Getting iced out by the tech giants turned Parler into a cause celebre for conservatives who complained they were being censored, as well as a test case for the openness of the internet. It was unclear if the social network, which had positioned itself as a free speech and lightly moderated site, could survive after it had been blacklisted by the biggest tech companies.
For weeks, it appeared the answer was no. But on Monday, for the first time since Jan. 10, typing parler.com into a web browser returned a page to log into the social network — a move that had required weeks of work by the small company and that had led to the departure of its chief executive.
Parler executives did not immediately respond to requests for comment on Monday.
It was unclear how Parler had figured out how to host its site on computer servers, the central technology underpinning any website. Many of the large web-hosting firms had previously rejected it. For other services required to run a large website, Parler relied on help from a Russian firm that once worked for the Russian government and a Seattle firm that once supported a neo-Nazi site.

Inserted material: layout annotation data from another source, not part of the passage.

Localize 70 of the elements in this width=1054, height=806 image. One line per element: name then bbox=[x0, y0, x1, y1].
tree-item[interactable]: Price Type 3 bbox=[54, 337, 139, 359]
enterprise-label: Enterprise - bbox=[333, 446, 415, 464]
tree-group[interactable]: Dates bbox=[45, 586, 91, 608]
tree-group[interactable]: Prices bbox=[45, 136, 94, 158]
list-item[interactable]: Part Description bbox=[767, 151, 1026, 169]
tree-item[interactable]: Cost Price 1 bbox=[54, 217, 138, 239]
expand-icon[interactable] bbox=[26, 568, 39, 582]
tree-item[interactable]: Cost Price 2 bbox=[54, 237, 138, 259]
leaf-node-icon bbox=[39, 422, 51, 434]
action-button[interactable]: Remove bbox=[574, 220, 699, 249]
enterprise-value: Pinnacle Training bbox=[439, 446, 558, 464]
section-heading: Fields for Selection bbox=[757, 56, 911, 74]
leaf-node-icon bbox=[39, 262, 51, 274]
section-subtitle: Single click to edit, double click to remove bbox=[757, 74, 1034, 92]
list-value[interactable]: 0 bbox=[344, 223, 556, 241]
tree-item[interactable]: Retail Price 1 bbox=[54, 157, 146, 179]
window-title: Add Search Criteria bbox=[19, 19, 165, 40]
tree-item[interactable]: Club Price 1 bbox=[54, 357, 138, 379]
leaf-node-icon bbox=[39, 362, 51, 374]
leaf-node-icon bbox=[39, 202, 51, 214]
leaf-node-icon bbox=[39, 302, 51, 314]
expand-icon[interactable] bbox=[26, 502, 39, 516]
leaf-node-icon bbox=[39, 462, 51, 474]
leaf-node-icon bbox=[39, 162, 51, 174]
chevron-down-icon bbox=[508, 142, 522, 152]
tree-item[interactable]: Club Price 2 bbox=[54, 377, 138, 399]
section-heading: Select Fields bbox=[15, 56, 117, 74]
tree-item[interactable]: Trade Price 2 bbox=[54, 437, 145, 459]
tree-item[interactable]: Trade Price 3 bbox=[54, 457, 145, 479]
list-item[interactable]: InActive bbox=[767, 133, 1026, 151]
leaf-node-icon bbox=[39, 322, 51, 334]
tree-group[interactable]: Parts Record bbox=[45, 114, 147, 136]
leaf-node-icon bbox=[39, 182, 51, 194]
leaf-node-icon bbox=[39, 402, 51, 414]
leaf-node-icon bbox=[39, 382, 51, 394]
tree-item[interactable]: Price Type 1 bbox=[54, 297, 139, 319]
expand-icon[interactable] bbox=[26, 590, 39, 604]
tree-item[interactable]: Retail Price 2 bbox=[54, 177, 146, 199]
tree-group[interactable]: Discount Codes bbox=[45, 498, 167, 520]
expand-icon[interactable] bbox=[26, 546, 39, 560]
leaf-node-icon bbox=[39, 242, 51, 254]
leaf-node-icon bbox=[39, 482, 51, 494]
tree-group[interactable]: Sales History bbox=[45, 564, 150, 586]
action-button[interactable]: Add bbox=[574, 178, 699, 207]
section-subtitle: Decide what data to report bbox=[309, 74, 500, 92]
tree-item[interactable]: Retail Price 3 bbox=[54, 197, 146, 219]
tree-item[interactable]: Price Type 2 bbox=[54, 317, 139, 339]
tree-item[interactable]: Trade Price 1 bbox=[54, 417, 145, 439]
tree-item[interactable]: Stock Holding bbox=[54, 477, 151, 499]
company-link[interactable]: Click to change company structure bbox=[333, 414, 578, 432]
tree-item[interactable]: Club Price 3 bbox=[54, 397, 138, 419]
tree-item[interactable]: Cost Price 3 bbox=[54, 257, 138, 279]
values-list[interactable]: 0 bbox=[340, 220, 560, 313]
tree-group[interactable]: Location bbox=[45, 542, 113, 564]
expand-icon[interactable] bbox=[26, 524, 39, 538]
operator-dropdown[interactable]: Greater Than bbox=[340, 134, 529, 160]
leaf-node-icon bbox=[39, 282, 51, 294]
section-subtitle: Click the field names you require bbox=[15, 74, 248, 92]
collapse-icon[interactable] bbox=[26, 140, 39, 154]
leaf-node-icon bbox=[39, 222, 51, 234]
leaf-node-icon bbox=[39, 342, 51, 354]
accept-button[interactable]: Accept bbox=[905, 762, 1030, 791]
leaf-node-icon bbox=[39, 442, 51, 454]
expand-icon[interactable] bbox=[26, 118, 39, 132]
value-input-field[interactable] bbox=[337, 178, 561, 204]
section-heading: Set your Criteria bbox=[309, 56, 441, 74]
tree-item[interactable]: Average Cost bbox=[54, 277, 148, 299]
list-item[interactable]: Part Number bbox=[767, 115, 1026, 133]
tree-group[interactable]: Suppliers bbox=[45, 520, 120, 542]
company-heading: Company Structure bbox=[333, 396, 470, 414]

Parler’s return appeared to be a victory for small companies that challenge the dominance of Big Tech. The company had sought to make its plight about the power of companies like Amazon, which stopped hosting Parler’s website on its computer servers, and Apple and Google, which removed Parler’s mobile app from their app stores.
Parler had become a hub for right-wing conversation over the past year, as millions of people on the far right had flocked to the platform over what they perceived as censorship of conservative voices by Facebook, Twitter and Google. Much of the content on Parler was benign, but for months ahead of the Jan. 6 Capitol riot, the site also hosted calls for violence, hate speech and misinformation.
Days after the riot, Amazon, Apple and Google said they had cut off Parler because it showed that it could not consistently enforce its own rules against posts that incited violence. Apple and Google have said they would allow Parler’s app to return if the company could prove it could effectively police its social network.
After Amazon booted Parler from its web-hosting service, Parler sued it, accusing it of antitrust violations and breaking its contract. A federal judge said last month that Amazon‘s contract allowed it to terminate service and declined to force the company to keep hosting Parler, as the start-up had requested.
Parler had more than 15 million users when it went offline and was one of the fastest growing apps in the United States. It is largely financed by Rebekah Mercer, one of the Republican Party’s biggest benefactors.
John Matze, Parler’s co-founder and chief executive, said earlier this month that Ms. Mercer had effectively fired him over disagreements on how to run the site. Ms. Mercer has hired Mark Meckler, a leading voice in the Tea Party movement, to run Parler.